Bishop Edward Burns is the head of the Roman Catholic Diocese in Dallas and told WFAA the still unfolding tragedy is top of mind.
“The anxiety hopefully will not be paralyzing, we won’t be a people who constantly live in fear," Burns said. “To think that such evil and terror truly impacts a community of love and peace, there’s a dichotomy there that leaves you speechless.”
Burns participated in an interfaith forum on Sunday at Mary Immaculate Catholic Church in Farmers Branch.
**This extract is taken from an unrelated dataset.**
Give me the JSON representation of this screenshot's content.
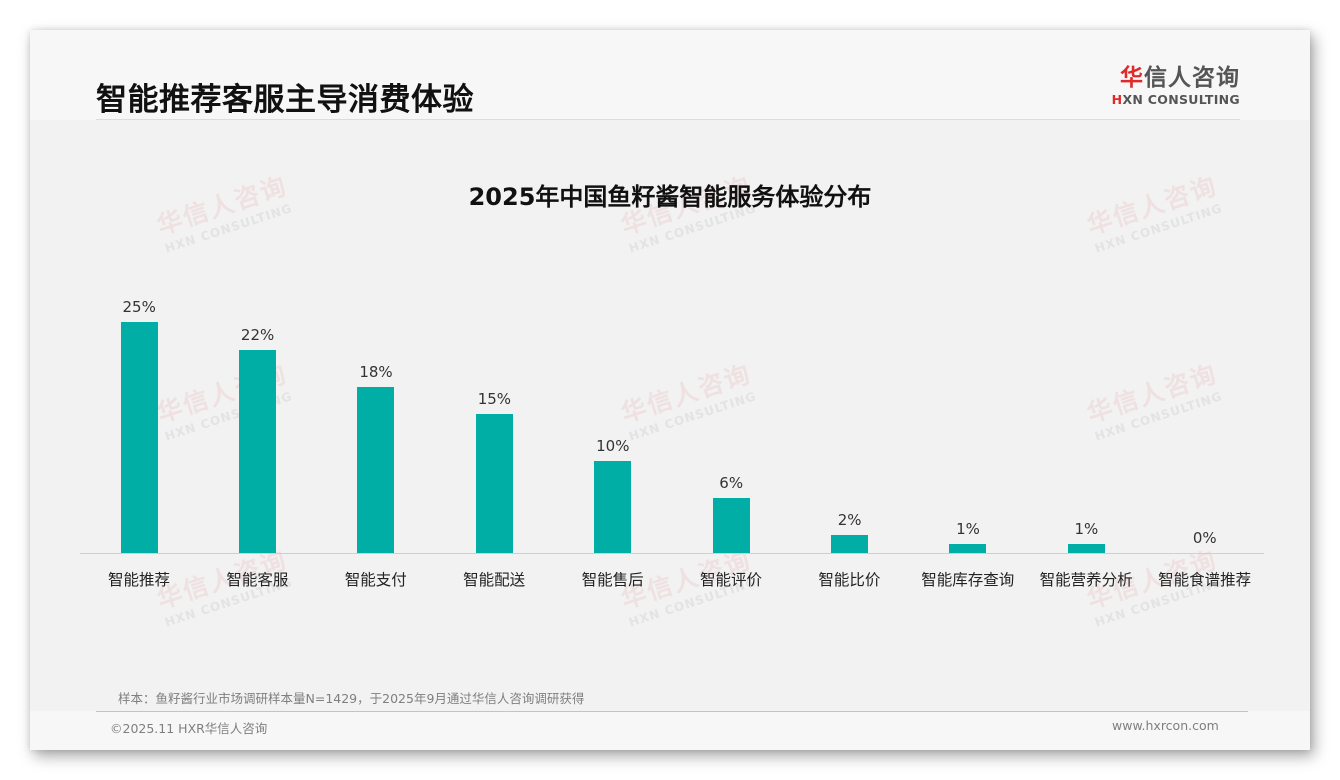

He was joined by other clergy and members of law enforcement discussing mostly issues dealing with immigration and the need for the community to report crime.
The church was filled to capacity with more than 1000 in attendance.
“I think it’s important for us to be alert and important for us to be aware of people around us," Burns said.
John Matthews is a security expert who founded Community Safety Initiative which stresses pro active training in case of a shooting incident.
The former Dallas PD officer says the amount of shootings has increased by more than 200-percent in the last decade compared to when he began studying the issue in the 1980's.
"Whether you talk about Pulse in Orlando, Las Vegas last month or today, the numbers are very dramatic in the people that we’re losing," Matthews said.
Matthews focus now is on what he terms "situational awareness" training - learning where you could escape both indoors our outside - and if the situation warrants - to just run.
"The goal is to it in a way that you’re imparting information that’s going to keep them alive – no different than CPR training or fire drill training," Matthews said.